The two top seeds in each tournament – Stuttgart and Ramstein for the boys and Wiesbaden and Ramstein for the girls – navigated round-robin play that completed Friday at Ramstein High School with the top two records.
With the boys teams having seen each other four times and the girls three times already, all four coaches expect no shocks when they meet up again Saturday.
“Playing a team three times, I think we know who they are, and they know who we are,” Ramstein girls coach Andrew Short said. “What we need to do is play our game. Hopefully, it works, but we can’t be anybody else but ourselves.”
Wiesbaden’s girls completed a perfect round robin with wins over Vilseck (36-6) and Kaiserslautern (33-22). The last game came after the Warriors (22-1) already had clinched their spot, thanks to the Royals’ 34-28 win over Stuttgart earlier in the day, which also had punched Ramstein’s ticket.
The Warriors enter the final having bested Ramstein (19-3) three times already, including a 38-26 victory in each team’s first tournament game. Despite the success so far against its opponent, Wiesbaden understands the difficulty of facing such a familiar opponent.
“It’s really hard to beat a team four times,” Wiesbaden coach Kristin Kachmar said. “I think that we match up well with one another, and it’s going to be who can execute their offense and who plays the best defense will be the winner.”
On the boys side, Stuttgart (21-1) had gotten the better of Ramstein (19-3) three times during the regular season. Those victories were by 12 on Dec. 10 at Ramstein, eight on Jan. 13 and 14 on Jan. 14, the latter two at Stuttgart.
The Royals responded with a 58-49 victory on Wednesday in each team’s first round-robin matchup. Ramstein led by as many as 20 before the Panthers clawed back late.
“We know how they play; they know how we play,” Stuttgart coach Christopher Jackson said. “It’s simply about who plays their way the best.

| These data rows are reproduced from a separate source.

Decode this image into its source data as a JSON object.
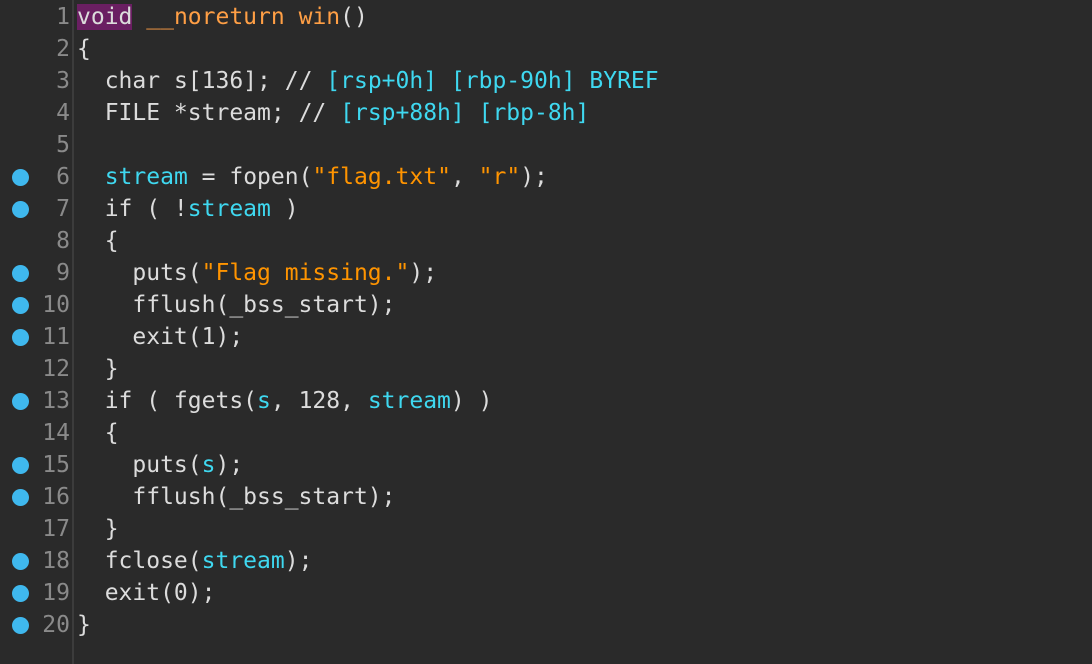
{
  "editor": {
    "colors": {
      "background": "#2a2a2a",
      "breakpoint": "#3fb8ee",
      "function_name": "#ff9f45",
      "variable": "#3fd8f0",
      "string": "#ff9400",
      "keyword_highlight": "#6a1f62"
    },
    "lines": [
      {
        "num": "1",
        "bp": false,
        "tokens": [
          {
            "t": "void",
            "c": "kw-hl"
          },
          {
            "t": " ",
            "c": "plain"
          },
          {
            "t": "__noreturn",
            "c": "fn"
          },
          {
            "t": " ",
            "c": "plain"
          },
          {
            "t": "win",
            "c": "fn"
          },
          {
            "t": "()",
            "c": "plain"
          }
        ]
      },
      {
        "num": "2",
        "bp": false,
        "tokens": [
          {
            "t": "{",
            "c": "plain"
          }
        ]
      },
      {
        "num": "3",
        "bp": false,
        "tokens": [
          {
            "t": "  char ",
            "c": "plain"
          },
          {
            "t": "s",
            "c": "plain"
          },
          {
            "t": "[136]; // ",
            "c": "plain"
          },
          {
            "t": "[rsp+0h] [rbp-90h] BYREF",
            "c": "var"
          }
        ]
      },
      {
        "num": "4",
        "bp": false,
        "tokens": [
          {
            "t": "  FILE *",
            "c": "plain"
          },
          {
            "t": "stream",
            "c": "plain"
          },
          {
            "t": "; // ",
            "c": "plain"
          },
          {
            "t": "[rsp+88h] [rbp-8h]",
            "c": "var"
          }
        ]
      },
      {
        "num": "5",
        "bp": false,
        "tokens": [
          {
            "t": "",
            "c": "plain"
          }
        ]
      },
      {
        "num": "6",
        "bp": true,
        "tokens": [
          {
            "t": "  ",
            "c": "plain"
          },
          {
            "t": "stream",
            "c": "var"
          },
          {
            "t": " = ",
            "c": "plain"
          },
          {
            "t": "fopen",
            "c": "plain"
          },
          {
            "t": "(",
            "c": "plain"
          },
          {
            "t": "\"flag.txt\"",
            "c": "str"
          },
          {
            "t": ", ",
            "c": "plain"
          },
          {
            "t": "\"r\"",
            "c": "str"
          },
          {
            "t": ");",
            "c": "plain"
          }
        ]
      },
      {
        "num": "7",
        "bp": true,
        "tokens": [
          {
            "t": "  if ( !",
            "c": "plain"
          },
          {
            "t": "stream",
            "c": "var"
          },
          {
            "t": " )",
            "c": "plain"
          }
        ]
      },
      {
        "num": "8",
        "bp": false,
        "tokens": [
          {
            "t": "  {",
            "c": "plain"
          }
        ]
      },
      {
        "num": "9",
        "bp": true,
        "tokens": [
          {
            "t": "    puts(",
            "c": "plain"
          },
          {
            "t": "\"Flag missing.\"",
            "c": "str"
          },
          {
            "t": ");",
            "c": "plain"
          }
        ]
      },
      {
        "num": "10",
        "bp": true,
        "tokens": [
          {
            "t": "    fflush(_bss_start);",
            "c": "plain"
          }
        ]
      },
      {
        "num": "11",
        "bp": true,
        "tokens": [
          {
            "t": "    exit(1);",
            "c": "plain"
          }
        ]
      },
      {
        "num": "12",
        "bp": false,
        "tokens": [
          {
            "t": "  }",
            "c": "plain"
          }
        ]
      },
      {
        "num": "13",
        "bp": true,
        "tokens": [
          {
            "t": "  if ( fgets(",
            "c": "plain"
          },
          {
            "t": "s",
            "c": "var"
          },
          {
            "t": ", 128, ",
            "c": "plain"
          },
          {
            "t": "stream",
            "c": "var"
          },
          {
            "t": ") )",
            "c": "plain"
          }
        ]
      },
      {
        "num": "14",
        "bp": false,
        "tokens": [
          {
            "t": "  {",
            "c": "plain"
          }
        ]
      },
      {
        "num": "15",
        "bp": true,
        "tokens": [
          {
            "t": "    puts(",
            "c": "plain"
          },
          {
            "t": "s",
            "c": "var"
          },
          {
            "t": ");",
            "c": "plain"
          }
        ]
      },
      {
        "num": "16",
        "bp": true,
        "tokens": [
          {
            "t": "    fflush(_bss_start);",
            "c": "plain"
          }
        ]
      },
      {
        "num": "17",
        "bp": false,
        "tokens": [
          {
            "t": "  }",
            "c": "plain"
          }
        ]
      },
      {
        "num": "18",
        "bp": true,
        "tokens": [
          {
            "t": "  fclose(",
            "c": "plain"
          },
          {
            "t": "stream",
            "c": "var"
          },
          {
            "t": ");",
            "c": "plain"
          }
        ]
      },
      {
        "num": "19",
        "bp": true,
        "tokens": [
          {
            "t": "  exit(0);",
            "c": "plain"
          }
        ]
      },
      {
        "num": "20",
        "bp": true,
        "tokens": [
          {
            "t": "}",
            "c": "plain"
          }
        ]
      }
    ]
  }
}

“Whoever imposes their will and gets the other team to play the way want them to play is going to win the game.”
One advantage the Royals have comes in the form of experience.
Stuttgart hasn’t been to a final since 2013, when the team was known as the Patch Panthers.
Ramstein, meanwhile, is the defending Division I champion.
“We’ve been there before,” Ramstein coach Brendan Rouse said. “We’re used to it. We feel like our backs are against the walls a little bit since they did beat us three times this year. We’re just going to come out and just play ball as hard as we possibly can and let the chips fall where they may.”
Whatever may come on Saturday, all four coaches emphasized defense as a main factor in deciding which teams will go home with the trophy.
The Ramstein boys allowed 28 points per game in the round robin, including four games of 22 points and fewer. The Stuttgart boys, meanwhile, gave up 32.3 points per game, having the larger variation of 58 as a high and 10 as a low.
For the girls, Wiesbaden’s defense held opponents to 24.8 points per game in pool play, while Ramstein allowed 26.
“Offense wins games, but defense wins championships,” Kachmar said. “I think the team that plays the best defense is going to come out on top.”